If you've never heard of a french drain, don't worry. It's not a drain central to France, nor is it some weird food dish. It's a very significant drain that goes by a few different names (i.e., trench drain, filter drain, weeping tile, rock drain, etc.). It's a trench filled with rocks or gravel that redirects surface water and groundwater away from where it shouldn't be through a perforated pipe system.
The primary purpose of the french drain is to make sure that any groundwater or surface water doesn't come into contact with the foundation of a building, thus weakening it. The act as sort of a retention pond but there is no open, standing water. They remove a lot of unwanted moisture from the soil and can also distribute water like in a septic drain field. They're installed with a slight slant that keeps the water from ever getting to where you don't want it to be.
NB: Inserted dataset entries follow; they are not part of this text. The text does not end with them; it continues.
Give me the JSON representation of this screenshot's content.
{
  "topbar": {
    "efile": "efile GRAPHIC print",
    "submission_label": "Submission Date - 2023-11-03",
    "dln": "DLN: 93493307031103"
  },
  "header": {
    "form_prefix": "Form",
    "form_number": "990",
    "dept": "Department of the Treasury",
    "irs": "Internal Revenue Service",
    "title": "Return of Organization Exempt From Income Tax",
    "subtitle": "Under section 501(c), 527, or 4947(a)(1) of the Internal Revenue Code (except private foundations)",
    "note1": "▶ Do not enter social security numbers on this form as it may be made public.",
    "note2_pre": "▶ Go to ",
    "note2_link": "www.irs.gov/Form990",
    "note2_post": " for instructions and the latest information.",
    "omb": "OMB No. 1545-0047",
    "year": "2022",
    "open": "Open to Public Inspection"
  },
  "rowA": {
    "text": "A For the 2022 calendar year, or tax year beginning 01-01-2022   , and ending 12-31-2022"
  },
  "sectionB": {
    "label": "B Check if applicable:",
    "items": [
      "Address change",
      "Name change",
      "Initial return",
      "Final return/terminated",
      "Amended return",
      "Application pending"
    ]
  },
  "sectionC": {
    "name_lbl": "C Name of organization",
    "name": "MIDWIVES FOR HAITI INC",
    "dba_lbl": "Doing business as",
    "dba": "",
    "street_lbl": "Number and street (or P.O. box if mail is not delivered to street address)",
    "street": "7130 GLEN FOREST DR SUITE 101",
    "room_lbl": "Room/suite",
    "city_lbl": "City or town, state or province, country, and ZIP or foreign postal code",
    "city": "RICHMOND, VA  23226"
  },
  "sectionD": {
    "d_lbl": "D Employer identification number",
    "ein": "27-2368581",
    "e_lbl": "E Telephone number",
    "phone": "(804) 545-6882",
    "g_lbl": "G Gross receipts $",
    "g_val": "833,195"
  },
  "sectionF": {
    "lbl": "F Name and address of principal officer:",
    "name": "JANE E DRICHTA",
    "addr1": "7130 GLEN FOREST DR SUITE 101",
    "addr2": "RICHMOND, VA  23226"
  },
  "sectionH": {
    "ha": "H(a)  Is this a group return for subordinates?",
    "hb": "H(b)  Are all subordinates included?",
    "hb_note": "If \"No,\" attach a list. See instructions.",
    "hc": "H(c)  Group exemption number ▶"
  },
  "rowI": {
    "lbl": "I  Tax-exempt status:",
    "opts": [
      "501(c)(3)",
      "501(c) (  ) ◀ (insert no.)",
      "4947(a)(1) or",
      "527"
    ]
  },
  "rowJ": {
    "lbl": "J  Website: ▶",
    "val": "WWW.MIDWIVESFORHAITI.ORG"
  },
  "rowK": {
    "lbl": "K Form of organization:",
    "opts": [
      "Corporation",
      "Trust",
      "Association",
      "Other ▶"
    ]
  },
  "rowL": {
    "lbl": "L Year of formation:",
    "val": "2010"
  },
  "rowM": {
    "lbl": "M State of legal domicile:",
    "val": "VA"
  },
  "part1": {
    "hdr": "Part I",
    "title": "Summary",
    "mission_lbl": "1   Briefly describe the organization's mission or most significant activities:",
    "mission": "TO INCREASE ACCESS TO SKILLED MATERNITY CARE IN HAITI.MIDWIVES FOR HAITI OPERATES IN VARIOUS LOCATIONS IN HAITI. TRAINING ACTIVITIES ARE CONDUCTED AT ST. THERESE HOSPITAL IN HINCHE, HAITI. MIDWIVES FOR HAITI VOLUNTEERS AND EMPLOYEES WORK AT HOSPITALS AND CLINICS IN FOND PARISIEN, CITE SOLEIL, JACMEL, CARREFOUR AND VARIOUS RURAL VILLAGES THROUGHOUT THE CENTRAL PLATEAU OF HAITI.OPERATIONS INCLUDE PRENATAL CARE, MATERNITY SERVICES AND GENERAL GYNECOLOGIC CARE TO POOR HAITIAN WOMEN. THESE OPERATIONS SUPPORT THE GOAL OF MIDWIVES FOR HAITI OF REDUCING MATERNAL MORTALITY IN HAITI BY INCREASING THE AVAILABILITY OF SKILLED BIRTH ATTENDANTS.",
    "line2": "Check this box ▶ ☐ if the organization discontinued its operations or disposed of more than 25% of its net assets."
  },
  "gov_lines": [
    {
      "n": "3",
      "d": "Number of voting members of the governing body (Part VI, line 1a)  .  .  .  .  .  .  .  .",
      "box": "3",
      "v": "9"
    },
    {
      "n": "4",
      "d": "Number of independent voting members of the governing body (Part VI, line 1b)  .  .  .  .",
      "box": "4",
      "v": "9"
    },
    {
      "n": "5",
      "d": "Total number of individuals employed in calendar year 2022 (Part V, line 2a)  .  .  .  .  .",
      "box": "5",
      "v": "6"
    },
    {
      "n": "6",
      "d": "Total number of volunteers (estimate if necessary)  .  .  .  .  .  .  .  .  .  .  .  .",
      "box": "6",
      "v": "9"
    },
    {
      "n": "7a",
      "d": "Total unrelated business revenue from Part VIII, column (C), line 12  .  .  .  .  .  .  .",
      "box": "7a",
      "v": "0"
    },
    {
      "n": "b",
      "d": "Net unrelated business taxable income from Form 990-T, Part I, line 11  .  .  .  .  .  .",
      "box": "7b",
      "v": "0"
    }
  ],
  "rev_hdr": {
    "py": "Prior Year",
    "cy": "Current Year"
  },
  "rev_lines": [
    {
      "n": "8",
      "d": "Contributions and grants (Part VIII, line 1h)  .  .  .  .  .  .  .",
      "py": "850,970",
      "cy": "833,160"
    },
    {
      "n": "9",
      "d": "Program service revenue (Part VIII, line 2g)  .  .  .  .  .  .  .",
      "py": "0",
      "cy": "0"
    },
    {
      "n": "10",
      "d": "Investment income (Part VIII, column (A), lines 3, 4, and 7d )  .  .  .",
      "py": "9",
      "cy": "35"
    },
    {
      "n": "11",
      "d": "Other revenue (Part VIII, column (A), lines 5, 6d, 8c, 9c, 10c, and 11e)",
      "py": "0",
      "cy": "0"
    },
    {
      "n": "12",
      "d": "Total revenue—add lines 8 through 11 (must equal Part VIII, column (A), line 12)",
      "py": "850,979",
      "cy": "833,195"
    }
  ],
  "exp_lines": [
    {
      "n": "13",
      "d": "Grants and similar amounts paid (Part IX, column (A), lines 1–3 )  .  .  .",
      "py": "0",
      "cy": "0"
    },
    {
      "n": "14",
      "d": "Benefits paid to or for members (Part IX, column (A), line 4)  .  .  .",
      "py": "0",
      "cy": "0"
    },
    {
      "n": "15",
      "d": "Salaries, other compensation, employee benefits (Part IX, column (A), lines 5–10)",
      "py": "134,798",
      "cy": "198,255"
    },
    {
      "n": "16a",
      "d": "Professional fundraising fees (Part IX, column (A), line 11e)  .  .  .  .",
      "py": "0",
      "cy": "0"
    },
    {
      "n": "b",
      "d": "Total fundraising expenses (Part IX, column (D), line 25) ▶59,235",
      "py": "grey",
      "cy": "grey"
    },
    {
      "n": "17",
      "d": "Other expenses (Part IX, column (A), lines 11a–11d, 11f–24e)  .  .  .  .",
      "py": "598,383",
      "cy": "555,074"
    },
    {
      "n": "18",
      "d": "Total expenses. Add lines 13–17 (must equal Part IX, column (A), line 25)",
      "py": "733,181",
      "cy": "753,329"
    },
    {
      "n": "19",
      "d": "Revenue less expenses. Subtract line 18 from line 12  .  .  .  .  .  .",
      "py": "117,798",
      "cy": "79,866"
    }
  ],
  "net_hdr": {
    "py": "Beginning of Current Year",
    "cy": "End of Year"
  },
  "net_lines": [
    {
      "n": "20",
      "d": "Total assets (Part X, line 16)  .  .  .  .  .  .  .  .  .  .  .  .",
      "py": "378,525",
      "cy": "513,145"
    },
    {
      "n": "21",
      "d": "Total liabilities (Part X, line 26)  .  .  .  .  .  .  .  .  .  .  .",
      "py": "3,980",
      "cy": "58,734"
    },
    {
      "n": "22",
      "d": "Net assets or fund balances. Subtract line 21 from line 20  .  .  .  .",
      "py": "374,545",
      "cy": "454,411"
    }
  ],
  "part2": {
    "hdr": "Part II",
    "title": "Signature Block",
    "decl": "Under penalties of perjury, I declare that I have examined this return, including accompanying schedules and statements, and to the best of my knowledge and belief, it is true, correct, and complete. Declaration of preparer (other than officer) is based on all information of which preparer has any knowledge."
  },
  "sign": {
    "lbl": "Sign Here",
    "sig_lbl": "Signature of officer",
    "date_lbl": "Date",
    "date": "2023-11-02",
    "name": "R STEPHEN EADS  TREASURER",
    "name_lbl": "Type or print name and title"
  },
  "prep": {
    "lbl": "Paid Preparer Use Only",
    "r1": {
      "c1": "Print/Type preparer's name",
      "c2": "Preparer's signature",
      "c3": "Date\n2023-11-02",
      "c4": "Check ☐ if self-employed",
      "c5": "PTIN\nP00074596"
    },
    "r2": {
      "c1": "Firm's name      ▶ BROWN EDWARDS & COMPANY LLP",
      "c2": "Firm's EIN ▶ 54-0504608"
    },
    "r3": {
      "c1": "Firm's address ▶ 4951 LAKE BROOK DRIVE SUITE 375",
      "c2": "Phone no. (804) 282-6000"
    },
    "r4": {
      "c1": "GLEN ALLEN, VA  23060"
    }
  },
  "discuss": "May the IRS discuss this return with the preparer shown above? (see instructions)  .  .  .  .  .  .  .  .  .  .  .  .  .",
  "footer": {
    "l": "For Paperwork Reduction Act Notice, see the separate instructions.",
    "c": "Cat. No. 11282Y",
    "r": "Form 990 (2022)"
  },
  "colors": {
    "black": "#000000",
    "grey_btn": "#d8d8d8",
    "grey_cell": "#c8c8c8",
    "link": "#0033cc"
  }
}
The lifeline of a french drain is quite a few years. They do tend to become clogged though, and debris from nearby trees or shrubbery can add to this issue. It's a great idea to practice lawn maintenance and make sure that type of thing doesn't happen too often. The cost for installation of a french drain is between $750-$1250, that's generally a 30'-50' long drain pipe that's being put in the ground.
If you're not sure if you need a french drain, consider the following:
Do you have a lot of standing water after it rains? Is your lawn always feeling soggy or your driveway still wet? Is your home partial to flooding? If you answer yes to any of these, then a french drain might be the answer to your problem!